Ella misma había tenido que vestirse tres o cuatro veces a toda prisa y muy nerviosa. No había dormido sino muy pocas horas, pero las libaciones de buen vino que se hacían a cada momento habían logrado tenerla despierta. Renunciaba a preocuparse por Florimond. Dentro de tres o cuatro días llegaría el momento de informarse de si las sirvientas le habían dado de comer, en vez de correr a admirar las hermosas carrozas y a retozar con los pajes y lacayos del servicio del rey. Por otra parte, Margarita velaba. Su temperamento de hugonota reprobaba las fiestas y, atenta a todos los cuidados que requería el tocado de su ama, dirigía severamente a los criados que tenía a sus órdenes.

Angélica vio por fin a Joffrey entre la multitud que se apretujaba en el interior de la casa situada en el centro de la isla. Se deslizó hasta él y le tocó con el abanico. El conde dejó caer sobre ella una mirada distraída.

—¡Ah! Estáis aquí.

—Joffrey, os echo de menos terriblemente. Parece que no os agrada verme. ¿Os habéis convertido al prejuicio que ridiculiza a los esposos que se aman? Me parece que os avergonzáis de mí.

Joffrey recobró su franca sonrisa y la estrechó por el talle.

—No, amor mío. Pero os veía en tan agradable compañía…
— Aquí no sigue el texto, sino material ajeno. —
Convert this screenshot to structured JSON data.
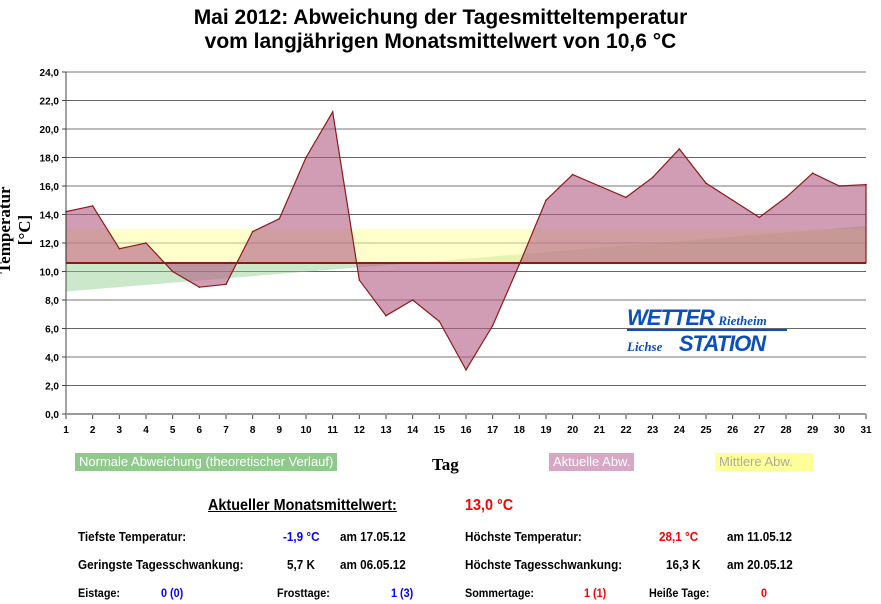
{
  "chart_data": {
    "type": "area",
    "title": [
      "Mai 2012: Abweichung der Tagesmitteltemperatur",
      "vom langjährigen Monatsmittelwert von 10,6 °C"
    ],
    "xlabel": "Tag",
    "ylabel": "Temperatur [°C]",
    "ylim": [
      0,
      24
    ],
    "yticks": [
      "0,0",
      "2,0",
      "4,0",
      "6,0",
      "8,0",
      "10,0",
      "12,0",
      "14,0",
      "16,0",
      "18,0",
      "20,0",
      "22,0",
      "24,0"
    ],
    "x": [
      1,
      2,
      3,
      4,
      5,
      6,
      7,
      8,
      9,
      10,
      11,
      12,
      13,
      14,
      15,
      16,
      17,
      18,
      19,
      20,
      21,
      22,
      23,
      24,
      25,
      26,
      27,
      28,
      29,
      30,
      31
    ],
    "baseline": 10.6,
    "series": [
      {
        "name": "Aktuelle Abw.",
        "color": "#b05c84",
        "values": [
          14.2,
          14.6,
          11.6,
          12.0,
          10.0,
          8.9,
          9.1,
          12.8,
          13.7,
          18.0,
          21.2,
          9.4,
          6.9,
          8.0,
          6.5,
          3.1,
          6.2,
          10.5,
          15.0,
          16.8,
          16.0,
          15.2,
          16.6,
          18.6,
          16.2,
          15.0,
          13.8,
          15.2,
          16.9,
          16.0,
          16.1
        ]
      },
      {
        "name": "Normale Abweichung (theoretischer Verlauf)",
        "color": "#8fcb8a",
        "start": 8.6,
        "end": 13.2
      },
      {
        "name": "Mittlere Abw.",
        "color": "#ffff99",
        "value": 13.0
      }
    ],
    "grid": true
  },
  "logo": {
    "top": "WETTER",
    "top_right": "Rietheim",
    "bottom_left": "Lichse",
    "bottom": "STATION"
  },
  "stats": {
    "mean_label": "Aktueller Monatsmittelwert:",
    "mean_value": "13,0 °C",
    "min_label": "Tiefste Temperatur:",
    "min_value": "-1,9 °C",
    "min_date": "am 17.05.12",
    "max_label": "Höchste Temperatur:",
    "max_value": "28,1 °C",
    "max_date": "am 11.05.12",
    "minrange_label": "Geringste Tagesschwankung:",
    "minrange_value": "5,7 K",
    "minrange_date": "am 06.05.12",
    "maxrange_label": "Höchste Tagesschwankung:",
    "maxrange_value": "16,3 K",
    "maxrange_date": "am 20.05.12",
    "ice_label": "Eistage:",
    "ice_value": "0 (0)",
    "frost_label": "Frosttage:",
    "frost_value": "1 (3)",
    "summer_label": "Sommertage:",
    "summer_value": "1 (1)",
    "hot_label": "Heiße Tage:",
    "hot_value": "0"
  }
}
—¡Oh, agradable! —dijo Angélica frotándose la mano dolorida—. Corro bastante peligro de salir lisiada. ¿Qué habéis hecho desde ayer?

—He encontrado a algunos amigos. He hablado con unos y con otros. ¿Habéis visto al rey de España?

—Todavía no.

—Entremos en esta sala. Están preparando el cubierto. Según la etiqueta española, el rey debe comer solo, siguiendo un ceremonial muy complicado.

Las paredes de la sala estaban cubiertas de tapices que contaban en tonos dorados tachonados de rojo y gris azulado la historia del reino de España. Había una locura de gente. Se aplastaban unos a otros. Ambas Cortes rivalizaban en lujo y magnificencia. Los españoles llevaban la palma sobre los franceses en oro y pedrerías, pero éstos triunfaban por la forma y la elegancia de los trajes. Los jóvenes del séquito de Luis XIV lucían mantos de muaré gris cubiertos de encajes de oro sujetos por puntas de color de fuego y forrados de tisú de oro. Los sombreros, guarnecidos con plumas blancas, llevaban el ala levantada a un lado y sujeta con una punta de diamantes. Se mostraban unos a otros, riéndose, los largos mostachos pasados de moda de los grandes de España y sus ropas cargadas de bordados macizos y anticuados.